Moving to Muncie, Indiana in 1986 as refugees, Bibi Bahrami and her husband Dr. Saber Bahrami opened the town’s first Islamic Center. Now a beacon of the Muslim community, acting as a bridge between faith and the towns people, this was the perfect target for Mac to defend his country, to stand up for the cause. In other words, he was prepared for mass murder and had no issues in getting caught. As Mac’s behavior deteriorates and his family members become suspicious, Mac makes his way to the center to obtain evidence, something to confirm his theory, anything to validate his actions. Instead of finding the hatred he so longed to find, he was greeted with compassion, love, and a hug. The simplicity of a hug, an act of kindness and the feeling of safety was a shock for Mac. This was not what he expected, not what he had been conditioned to believe and certainly not the actions of a people that need to be defended against. He was ready to kill, to take as many lives as possible. Shook to the core, Mac re-engages with the Muslim community and finds a solace he never knew.
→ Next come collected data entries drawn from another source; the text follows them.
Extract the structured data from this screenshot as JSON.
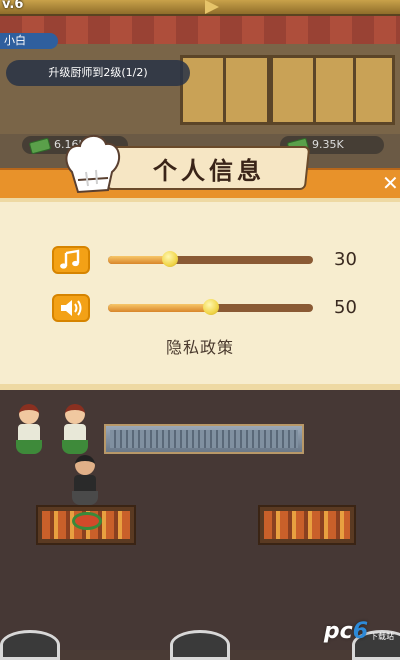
{
  "game": {
    "level_label": "v.6",
    "player_name": "小白",
    "task_text": "升级厨师到2级(1/2)",
    "money_left": "6.16K",
    "money_right": "9.35K"
  },
  "dialog": {
    "title": "个人信息",
    "close_symbol": "✕",
    "music": {
      "icon": "music-note-icon",
      "value": 30,
      "value_label": "30"
    },
    "sound": {
      "icon": "speaker-icon",
      "value": 50,
      "value_label": "50"
    },
    "privacy_label": "隐私政策"
  },
  "watermark": {
    "brand_pc": "pc",
    "brand_six": "6",
    "sub": "下载站"
  },
  "colors": {
    "accent_orange": "#f3a116",
    "banner_orange": "#e8922a",
    "panel_cream": "#f7edcf",
    "track_brown": "#8a5a34"
  }
}
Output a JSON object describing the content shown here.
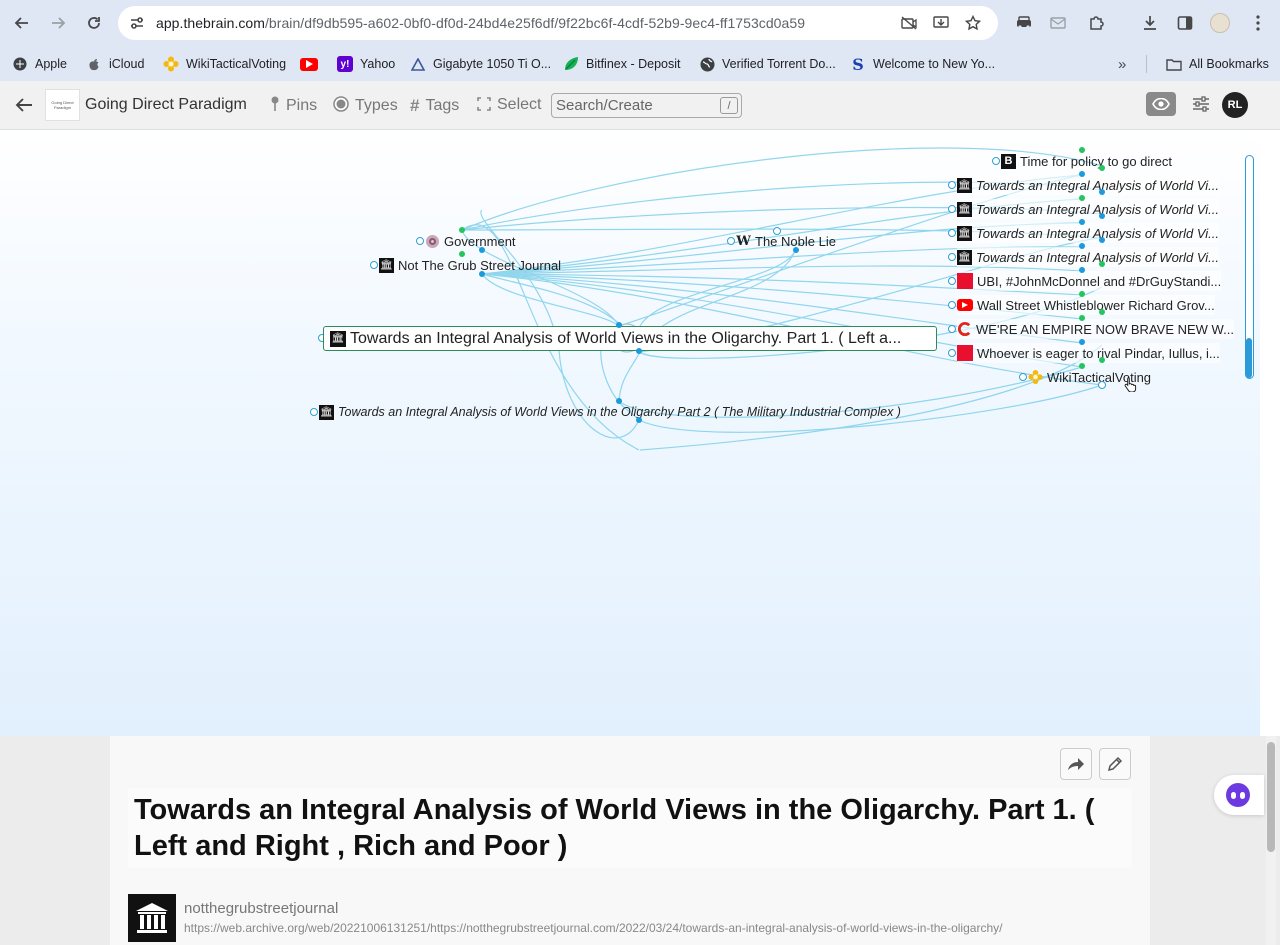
{
  "browser": {
    "url_host": "app.thebrain.com",
    "url_path": "/brain/df9db595-a602-0bf0-df0d-24bd4e25f6df/9f22bc6f-4cdf-52b9-9ec4-ff1753cd0a59",
    "bookmarks": [
      {
        "label": "Apple",
        "icon": "apple-icon"
      },
      {
        "label": "iCloud",
        "icon": "apple-icon"
      },
      {
        "label": "WikiTacticalVoting",
        "icon": "flower-icon"
      },
      {
        "label": "",
        "icon": "youtube-icon"
      },
      {
        "label": "Yahoo",
        "icon": "yahoo-icon"
      },
      {
        "label": "Gigabyte 1050 Ti O...",
        "icon": "triangle-icon"
      },
      {
        "label": "Bitfinex - Deposit",
        "icon": "leaf-icon"
      },
      {
        "label": "Verified Torrent Do...",
        "icon": "globe-icon"
      },
      {
        "label": "Welcome to New Yo...",
        "icon": "s-icon"
      }
    ],
    "overflow_label": "»",
    "all_bookmarks_label": "All Bookmarks"
  },
  "header": {
    "brain_thumb_text": "Going Direct Paradigm",
    "brain_title": "Going Direct Paradigm",
    "pins_label": "Pins",
    "types_label": "Types",
    "tags_label": "Tags",
    "select_label": "Select",
    "search_placeholder": "Search/Create",
    "search_shortcut": "/",
    "avatar_initials": "RL"
  },
  "plex": {
    "active_thought": "Towards an Integral Analysis of World Views in the Oligarchy. Part 1. ( Left a...",
    "parents": [
      {
        "label": "Government",
        "icon": "government-icon"
      },
      {
        "label": "Not The Grub Street Journal",
        "icon": "bank-icon"
      }
    ],
    "child": {
      "label": "Towards an Integral Analysis of World Views in the Oligarchy Part 2 ( The Military Industrial Complex )",
      "icon": "bank-icon"
    },
    "jump": {
      "label": "The Noble Lie",
      "icon": "wikipedia-icon"
    },
    "siblings": [
      {
        "label": "Time for policy to go direct",
        "icon": "bloomberg-icon",
        "italic": false
      },
      {
        "label": "Towards an Integral Analysis of World Vi...",
        "icon": "bank-icon",
        "italic": true
      },
      {
        "label": "Towards an Integral Analysis of World Vi...",
        "icon": "bank-icon",
        "italic": true
      },
      {
        "label": "Towards an Integral Analysis of World Vi...",
        "icon": "bank-icon",
        "italic": true
      },
      {
        "label": "Towards an Integral Analysis of World Vi...",
        "icon": "bank-icon",
        "italic": true
      },
      {
        "label": "UBI, #JohnMcDonnel and #DrGuyStandi...",
        "icon": "red-square-icon",
        "italic": false
      },
      {
        "label": "Wall Street Whistleblower Richard Grov...",
        "icon": "youtube-icon",
        "italic": false
      },
      {
        "label": "WE'RE AN EMPIRE NOW BRAVE NEW W...",
        "icon": "red-c-icon",
        "italic": false
      },
      {
        "label": "Whoever is eager to rival Pindar, Iullus, i...",
        "icon": "red-square-icon",
        "italic": false
      },
      {
        "label": "WikiTacticalVoting",
        "icon": "flower-icon",
        "italic": false
      }
    ]
  },
  "notes": {
    "title": "Towards an Integral Analysis of World Views in the Oligarchy. Part 1. ( Left and Right , Rich and Poor )",
    "link_name": "notthegrubstreetjournal",
    "link_url": "https://web.archive.org/web/20221006131251/https://notthegrubstreetjournal.com/2022/03/24/towards-an-integral-analysis-of-world-views-in-the-oligarchy/"
  },
  "colors": {
    "link_line": "#7fd0ea",
    "active_border": "#2e8b57",
    "green_dot": "#22c55e",
    "blue_dot": "#1a9bdc"
  }
}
Stranger At The Gate is a valuable insight into the power of understanding. With Islamophobia on the rise, compassion and educational expression like this is more important than ever. Seftel has created another hard-hitting, inspirational and highly eye-opening exploration into this ongoing cycle of hatred. Born from his Peabody and Emmy Nominated Documentary series, Secret Life of Muslims, this magnified deep dive will leave you wanting to explore more of Seftel’s work and make you eager to delve into his ongoing series.